During that period, he hardly held back his criticism of the beleaguered Health Ministry. In November 2002, a farmer from the Guangdong Province in southern China came into a hospital with pneumonia-like symptoms. The patient ultimately died, and soon after China had a mysterious new epidemic on its hands: severe acute respiratory syndrome, or SARS. China failed to notify the WHO and the Health Ministry promulgated the incorrect theory that the disease was simply caused by a Chlamydia bacterium. Indeed, scientists in Beijing who first identified a virus never before seen in humans kept mum about their findings, slowing down the international community’s attempts to track the deadly disease. When asked about the Ministry’s role in suppressing information on SARS, Chen did not mince his words: “They prevented others from expressing their views,” he told the journal Science in 2003. Today, Chen says the Chinese government has come a long way in terms of transparency. “When doctors or public health professionals find something abnormal, they report it to the Chinese Center for Disease Control.”
Chen’s own tenure as Minister of Health has not been free from criticism.
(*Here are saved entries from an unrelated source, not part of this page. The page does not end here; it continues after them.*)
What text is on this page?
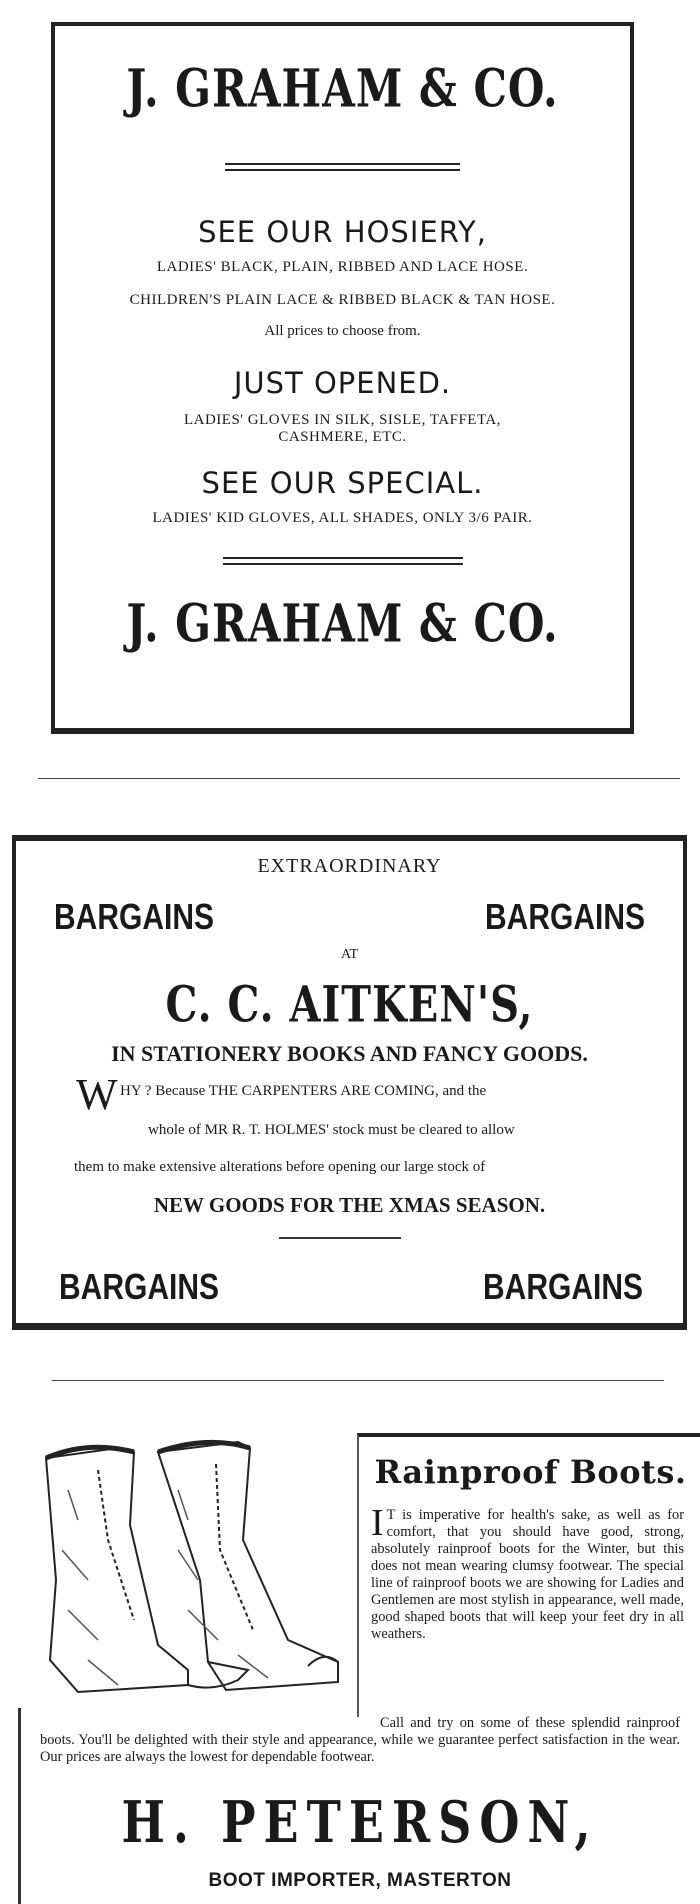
J. GRAHAM & CO.
SEE OUR HOSIERY,
LADIES' BLACK, PLAIN, RIBBED AND LACE HOSE.
CHILDREN'S PLAIN LACE & RIBBED BLACK & TAN HOSE.
All prices to choose from.
JUST OPENED.
LADIES' GLOVES IN SILK, SISLE, TAFFETA,
CASHMERE, ETC.
SEE OUR SPECIAL.
LADIES' KID GLOVES, ALL SHADES, ONLY 3/6 PAIR.
J. GRAHAM & CO.
EXTRAORDINARY
BARGAINS	BARGAINS
AT
C. C. AITKEN'S,
IN STATIONERY BOOKS AND FANCY GOODS.
W HY ? Because THE CARPENTERS ARE COMING, and the
whole of MR R. T. HOLMES' stock must be cleared to allow
them to make extensive alterations before opening our large stock of
NEW GOODS FOR THE XMAS SEASON.
BARGAINS	BARGAINS
Rainproof Boots.
I T is imperative for health's sake, as well as for comfort, that you should have good, strong, absolutely rainproof boots for the Winter, but this does not mean wearing clumsy footwear. The special line of rainproof boots we are showing for Ladies and Gentlemen are most stylish in appearance, well made, good shaped boots that will keep your feet dry in all weathers.
Call and try on some of these splendid rainproof boots. You'll be delighted with their style and appearance, while we guarantee perfect satisfaction in the wear. Our prices are always the lowest for dependable footwear.
H. PETERSON,
BOOT IMPORTER, MASTERTON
In May 2009, at the start of the H1N1 outbreak, he advocated aggressively quarantining thousands of patients thought to be carrying the virus, including 21 U,S, teenage students who were unlucky enough to share a flight to China with a sick passenger. Chen argues that he had no choice during the first weeks of the outbreak. “The first information we received from the WHO was that mortality was over 10%, and we had a little over half a million doses of Tamiflu stockpiled,” he says. The country reported only 800 H1N1 deaths and Bekedam calls Chen’s handling of the situation “excellent.”
The biggest public health challenges for China, in Chen’s view, date back to the same problems he saw in his days as a barefoot doctor: The massive rural population lacks the same access to healthcare as those in urban centers. Meanwhile, public hospitals have drifted from their stated mission of providing quality services to all and have become profit centers. Although China failed to pass a sweeping healthcare reform bill last year, in March the Premier Wen Jiabao announced that the government will cover major diseases in children, including leukemia, as Chen had advised. “The Minister of Health is not a very strong minister,” Chen says. “But I think science can play a major role in supporting evidence-based policies.”